И задумался, поймав себя на простой мысли. Он удивился тому, отчего эта мысль раньше не приходила в голову, ведь все лежало на поверхности, все очевидно: есть общее между двумя историями, историей солдата из отряда командира Глоза и историей Вертрана. На солдата напала та же сущность, что и на Вертрана Легендарного. Да, тогда напала дикая лесная свинья, но это могло быть поздней придумкой. И самое важное: Барр и Вертран, вопреки всем сказкам об этих тварях, змеелюдах, остались живы.
Святой отец сбавил ход лошади и чуть отстал от телеги, на которой везли раненного Барра. Барр так и не смог к началу поездки выздороветь окончательно, хоть раны и затянулись. Он буквально делал несколько шагов и тут же становился вялым, его клонило в сон. Вот и сейчас Барр выглядел не выспавшимся.
– Святой отец, – сказал раненный.
Эприн пришпорил коня.
– В чем дело? – спросил посредник.
– Вы не верите в сказку о Вертране?
– Я не думал об этом.
– Мне она казалась скучной, как ненастный дождливый день.
– Круг Двуликого хранит немного иную историю.
– Правда? А в чем различие?
Эприн ненадолго задумался и решился:
– Хочешь послушать? Она короткая.
***
Придворный лекарь сказал глухо, что остается только ждать. Ждать и надеяться. Он сказал, что Вертран на пути к Двуликому, но Двуликий, видимо, в раздумьях: пускать ли его в свой мир? Нам остается только ждать, повторил лекарь, словно расписываясь в собственном бессилии перед величайшей тайной мироздания. Никто не ведает мыслей Двуликого, за ним последнее слово и перед ним все равны. И простолюдин, и знатный человек.
Посредник, пришедший из ближайшего круга, осмотрел раны Вертрана и снял медальон – кружок меди с выгравированным именем хозяина. «Вертран», – прочитал имя посредник, хотя и так ясно, кто на смертном ложе.

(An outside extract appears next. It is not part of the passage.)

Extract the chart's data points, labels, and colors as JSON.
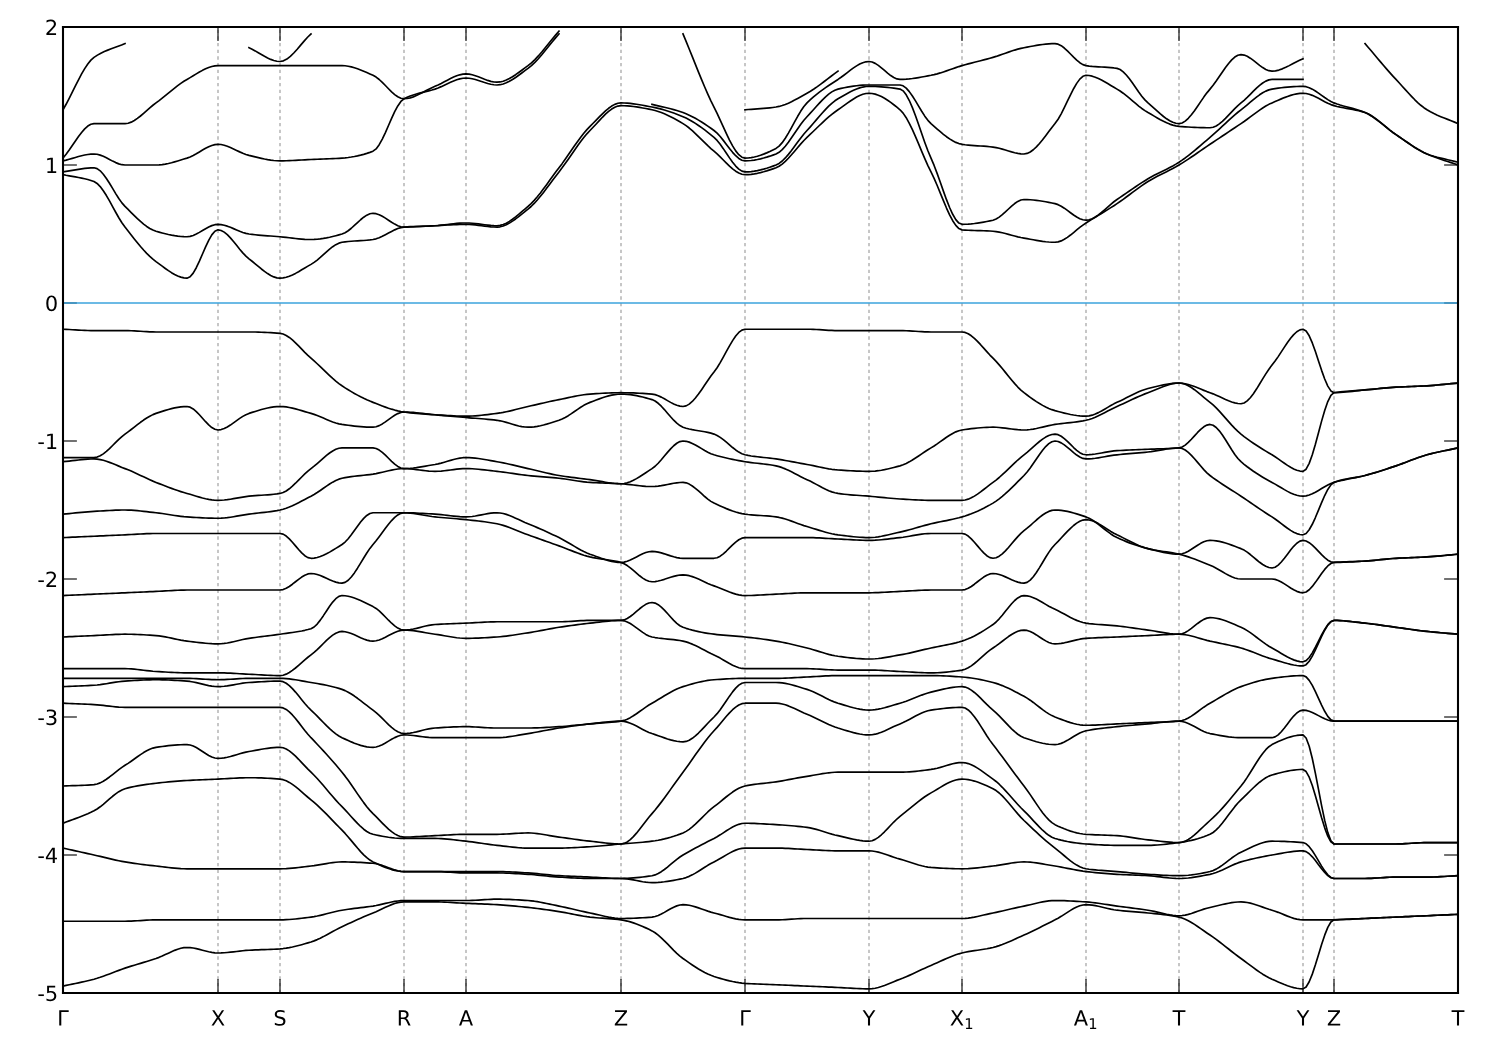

Он перевернул медальон гладкой стороной к себе и задумался. На этой стороне посредники писали поручительство для Двуликого, что он, посредник такого-то круга, ручается за душу человека, отходящего в мир иной, и готов выступить провожатым в тот самый мир, а по смерти своей ответить за эту душу. Это означало одно: взять частицу судьбы покойного на себя, тем самым облегчить жизнь души там. Это как взять частицу плоти и крови себе.
Посредник уже был готов начертить керном поручение, но смутился. Его насторожили раны. Он вернул медальон на шею Вертрана.
– В чем дело? – удивленно спросил лекарь.
– Я хочу знать, что случилось на охоте? Что за животное напало на короля?
– У страха глаза велики, – ответил врачеватель.
– И все же… Что случилось?
Лекарь, не торопясь, все рассказал.
– Дикая свинья? – удивился посредник. – Да, возможно. Но на шее. Ты видел укус? – Лекарь промолчал. – Прах вас побери!
– Это змеелюд.
– Не верю.
Посредник почуял ложь. Или, решил он, никто не понимает, что произошло на самом деле. Змеелюд? Они высасывают жизнь из человека, но король до сих пор жив. Он потерял много крови, это верно, но змеелюды выпивают жизнь до донышка.